As its food business has grown, Ikea has joined a litany of other businesses — from drug stores to airports — now competing for consumers' fresh food dollars. According to Business Insider, 650 million people in 48 countries dined at Ikea in 2016, making up about 5% of the company's total revenue. There's even talk that Ikea may launch its own food chain, which would make its sustainability policies even more important to discerning consumers.
Still, the company may have some work to do to convince its critics. Compassion in World Farming, which advocates for improved animal welfare in the food industry, characterized Ikea's broiler program as a step backward from previous commitments. The organization announced in November that nine of Ikea's 11 national divisions in Europe that had signed a pledge for improved chicken farming standards by 2024 had withdrawn from that pledge.

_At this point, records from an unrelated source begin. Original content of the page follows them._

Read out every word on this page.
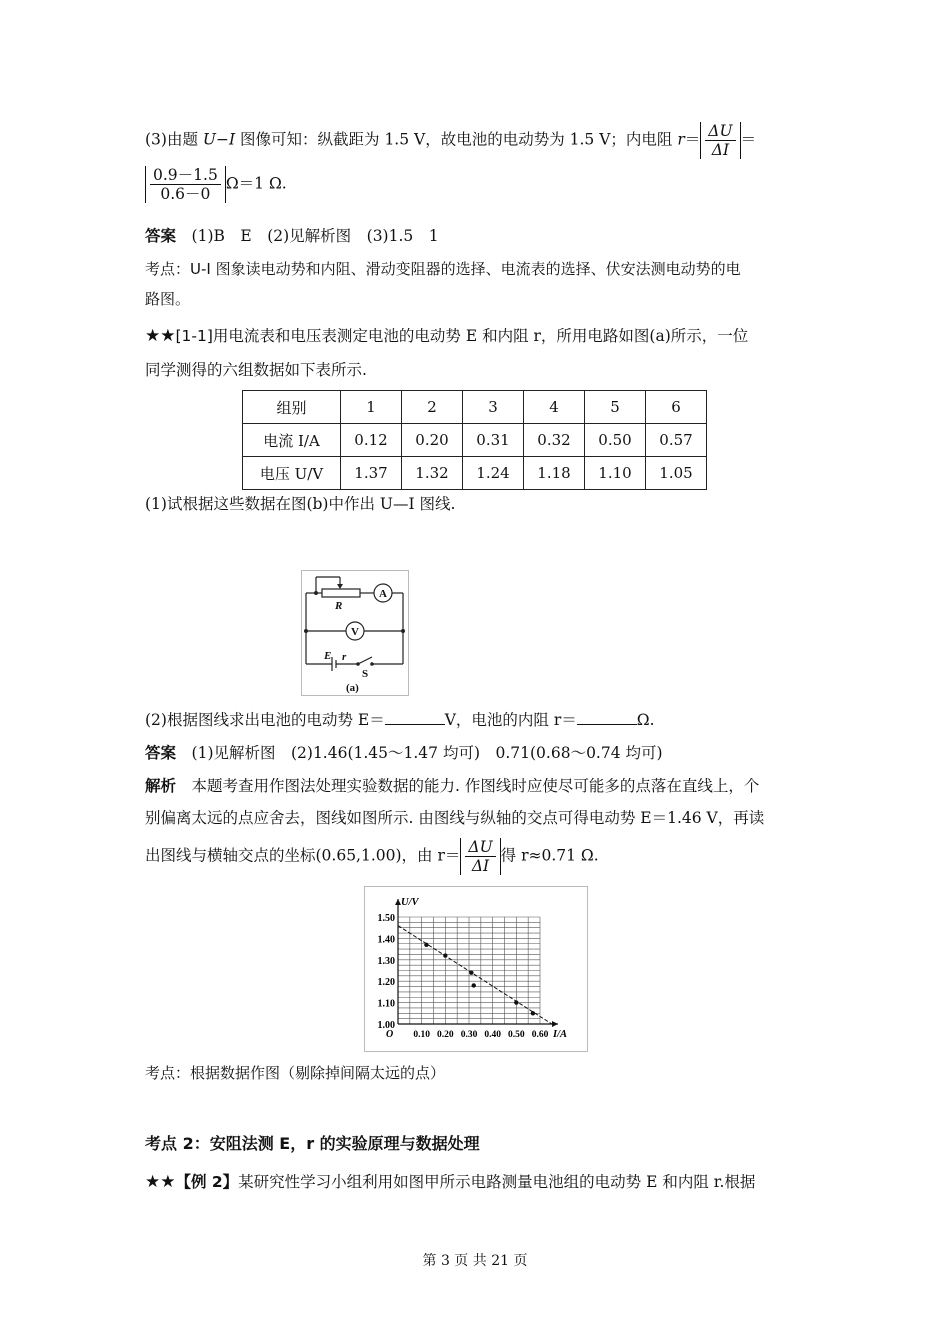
(3)由题 U−I 图像可知：纵截距为 1.5 V，故电池的电动势为 1.5 V；内电阻 $r= \frac{\Delta U}{\Delta I}$ ＝
$\frac{0.9-1.5}{0.6-0} \Omega=1$ Ω.
答案　 (1)B　E　(2)见解析图　(3)1.5　1
考点：U-I 图象读电动势和内阻、滑动变阻器的选择、电流表的选择、伏安法测电动势的电
路图。
★★[1-1]用电流表和电压表测定电池的电动势 E 和内阻 r，所用电路如图(a)所示，一位
同学测得的六组数据如下表所示.
组别	1	2	3	4	5	6
电流 I/A	0.12	0.20	0.31	0.32	0.50	0.57
电压 U/V	1.37	1.32	1.24	1.18	1.10	1.05
(1)试根据这些数据在图(b)中作出 U—I 图线.
R
A
V
E r
S
(a)
(2)根据图线求出电池的电动势 E＝	V，电池的内阻 r＝	Ω.
答案　 (1)见解析图　(2)1.46(1.45～1.47 均可)　0.71(0.68～0.74 均可)
解析　 本题考查用作图法处理实验数据的能力. 作图线时应使尽可能多的点落在直线上，个
别偏离太远的点应舍去，图线如图所示. 由图线与纵轴的交点可得电动势 E＝1.46 V，再读
出图线与横轴交点的坐标(0.65,1.00)，由 $r= \frac{\Delta U}{\Delta I}$ 得 r≈0.71 Ω.
1.00
1.10
1.20
1.30
1.40
1.50
0.10 0.20 0.30 0.40 0.50 0.60
O	I/A
U/V
考点：根据数据作图（剔除掉间隔太远的点）
考点 2：安阻法测 E，r 的实验原理与数据处理
★★【例 2】某研究性学习小组利用如图甲所示电路测量电池组的电动势 E 和内阻 r.根据
第 3 页 共 21 页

"IKEA’s lack of progress towards their higher welfare commitments and their recent decision to withdraw completely from them, is not only disappointing, but a highly retrograde step and completely at odds with the growing movement for higher welfare chicken production both in Europe and the U.S.," said Tracey Jones, director of food business at Compassion in World Farming, in a November 2017 release.
It's hard to say if Ikea's new standards are a dilution of previous ones and if this might impact the company's bottom line. What can be said, however, is this: As American consumers become increasingly concerned about animal welfare and environmental standards related to their food choices, companies need to make sure they're setting meaningful standards and then sticking to them.